Is it me or is this news just plain dumbfounding? The U.S. and Israel’s first response to a democratically elected Hamas government in the Palestinian territories is to derail it? And not just subtly, but openly? And then we find out that "the United States and the European Union in particular want any failure of Hamas in leadership to be judged as Hamas’s failure, not one caused by Israel and the West." Maybe the reporters garbled something. But a policy of democratization in the Middle East does not exactly gain credibility when its architects try and destroy whichever government emerges from democracy. The rationale seems to be that Hamas did much better in the allocation of seats than in the wider vote. But that applies to dozens of democratically elected governments the world over. I can certainly see why the U.S. and the E.U. might want to put conditions on aid to the Palestinians. But if you want to have the worst of all worlds, insist on democracy and then insist on undermining it.

Email from the Front

A soldier in Iraq writes:

"So – yeah – the war – I wish I could put down what I feel about it.  I mean, I feel a lot of rage over how we have fucked this thing up as if we had a play book on just how to do it wrong, step by step. Too few men on the ground (in the military sense) going in and too few to hold the land once we claimed it. I feel simultaneous pride and pity in the guys over here who came to fight terrorism – thinking that there was some link between Hussein and Bin Laden. However, we are here now. The notion of putting down a foot-hold of democracy somewhere over here is definitely the right thing to do. There is no denying how the Iraqis have welcomed at least the elections we have brought to them. But I still can’t get over how if we’d followed the advice of the senior generals and the war plans developed by years of experienced strategists – this counter-insurgency battle would not be looming over our heads as perilously as it is. But I am here now to support my fellow warriors. It’s that simple."

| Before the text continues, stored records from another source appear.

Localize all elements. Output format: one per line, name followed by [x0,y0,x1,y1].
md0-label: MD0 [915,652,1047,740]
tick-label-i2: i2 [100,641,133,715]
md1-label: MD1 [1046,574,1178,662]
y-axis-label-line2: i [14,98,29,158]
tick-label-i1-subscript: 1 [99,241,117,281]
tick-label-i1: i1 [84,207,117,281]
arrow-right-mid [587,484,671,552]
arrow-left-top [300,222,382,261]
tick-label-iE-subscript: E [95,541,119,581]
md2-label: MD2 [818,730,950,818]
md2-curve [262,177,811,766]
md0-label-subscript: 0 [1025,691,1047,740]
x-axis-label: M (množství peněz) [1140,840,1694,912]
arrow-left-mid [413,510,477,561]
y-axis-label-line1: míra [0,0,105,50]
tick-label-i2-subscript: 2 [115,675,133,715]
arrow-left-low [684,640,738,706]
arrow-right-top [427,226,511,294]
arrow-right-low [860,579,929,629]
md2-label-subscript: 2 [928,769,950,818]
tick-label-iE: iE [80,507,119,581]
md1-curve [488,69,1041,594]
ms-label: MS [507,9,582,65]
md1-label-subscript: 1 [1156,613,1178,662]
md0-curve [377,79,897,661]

All I can add to that is: I’m grateful, deeply grateful, for his service, and that of so many, forced to carry the burden of a war their superiors bungled beyond belief. May they be protected; and may their mission succeed.

A Real Olympian

With endorsements, huge salaries, steroid-cheating, perjury, wife-beating, and other malefactions affecting the sports world, what a pleasant experience to watch Joey Cheek’s superb performance in speed-skating last night, and now the donation of his prize money to help the displaced kids of Darfur. Some good news, for a change. (Okay, okay, he’s hot. But now he’s even hotter.)